Electricity firms fear the EU is about to cave in to industry pressure and ease cuts on car emissions, as Austria, Belgium, Ireland and the Netherlands ask the European Commission to help electrify company car fleets.
An EU push for electric vehicles won’t existentially threaten the bloc’s car industry, the electricity sector has told Members of the European Parliament in a briefing dated Monday (7 October).
The counter-lobby is pushing back against efforts to weaken CO2 emissions limits that carmakers say are impossible to meet, as MEPs prepare to discuss a “crisis” facing the automotive sector in a Tuesday debate.
“Although these heightened concerns are understandable with current market headwinds and increasing foreign competition, the policy focus has wrongfully shifted onto potentially relaxing the regulation on CO2 standards for cars and vans,” the trade association Eurelectric wrote in a briefing note sent to MEPs, seen by Euronews.
Brussels is seeking to entirely phase out petrol and diesel cars as it seeks to limit climate change. As part of that plan, the legal limit for cars’ CO2 emissions is due to fall by nearly a fifth to under 94 grams per kilometre next year — a deadline the car industry now says it cannot meet due to a dip in electric sales.
The European Automobile Manufacturers Association (ACEA), backed up by the centre-right European People’s Party, has called for unspecified emergency “relief” from the substantial fines that carmakers, who had five years to prepare for the new limits, now face.

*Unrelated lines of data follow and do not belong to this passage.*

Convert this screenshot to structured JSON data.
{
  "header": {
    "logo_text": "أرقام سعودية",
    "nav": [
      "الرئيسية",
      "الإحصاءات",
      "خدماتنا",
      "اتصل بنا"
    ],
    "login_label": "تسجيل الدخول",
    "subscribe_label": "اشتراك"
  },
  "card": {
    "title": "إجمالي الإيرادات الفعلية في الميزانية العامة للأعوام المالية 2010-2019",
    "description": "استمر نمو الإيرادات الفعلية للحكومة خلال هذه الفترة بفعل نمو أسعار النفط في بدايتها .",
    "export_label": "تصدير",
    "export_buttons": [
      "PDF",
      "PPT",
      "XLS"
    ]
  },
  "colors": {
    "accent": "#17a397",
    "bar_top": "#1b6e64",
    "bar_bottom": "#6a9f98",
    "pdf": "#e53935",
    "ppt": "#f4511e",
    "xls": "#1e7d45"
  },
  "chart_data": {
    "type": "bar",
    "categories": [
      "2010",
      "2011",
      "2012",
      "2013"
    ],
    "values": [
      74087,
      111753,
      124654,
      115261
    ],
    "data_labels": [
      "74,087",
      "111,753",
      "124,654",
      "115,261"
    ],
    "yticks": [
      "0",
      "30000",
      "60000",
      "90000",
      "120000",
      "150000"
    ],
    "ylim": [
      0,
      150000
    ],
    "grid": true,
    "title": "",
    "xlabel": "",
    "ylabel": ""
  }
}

They want a regulatory review to be brought forward to early next year, instead of the existing planned date of 2026.
But the electricity lobby argues that acquiescing to those demands would “wrongfully call into question existing CO2 emission targets”, thereby “encouraging automakers to continue holding off on the lower-priced and smaller EV [electric vehicle] models”.
Eurelectric accused the car industry of prioritising larger and expensive electric models costing around €40,000, and “encouraging consumers to purchase their cheaper hybrid and ICE [internal combustion engine] models that manufacturers will not be able to sell later down the line”.
A spokesperson for the Commission, which recently announced a one-year delay to anti-deforestation rules following industry pressure, said the EU executive’s priority was “ensuring that those targets are met and that all the right conditions are in place that they can be met”.
Commission officials will be in the European Parliament in Strasbourg on Tuesday (8 October) for a debate on “the crisis facing the EU’s automotive industry, potential plant closures and the need to enhance competitiveness and maintain jobs in Europe”.
In a recent interview with Euronews, the head of ACEA said the marketing of larger, SUV-type models was necessary to generate the profits needed to invest in the broader transition to green mobility.
But Eurelectric argues producers could expect a booming market, especially for smaller models, in the wake of new trade tariffs imposed on Chinese producers.
“Even though it is true that Europe’s automakers and the supply chain are struggling, this ‘crisis’ cannot be resolved by relaxing the regulation on CO2 emission standards,” Eurelectric wrote.
In a separate letter also sent on Monday, the environment ministers of Austria, Belgium, Ireland and the Netherlands wrote to European Commission President Ursula von der Leyen to demand a legislative proposal on greening company car fleets under her second term that’s due to begin later this year.
“Accelerating zero-emission vehicle sales through corporate fleet targets will surely strengthen the EU’s industrial green supply chain, by de-risking investments and creating certainty for the automotive, battery and component manufacturing sectors,” the ministers wrote.
The Commission said it was aware of sluggish uptake of electric vehicles in the corporate sector, and is still analysing the feedback from a public consultation held earlier this year.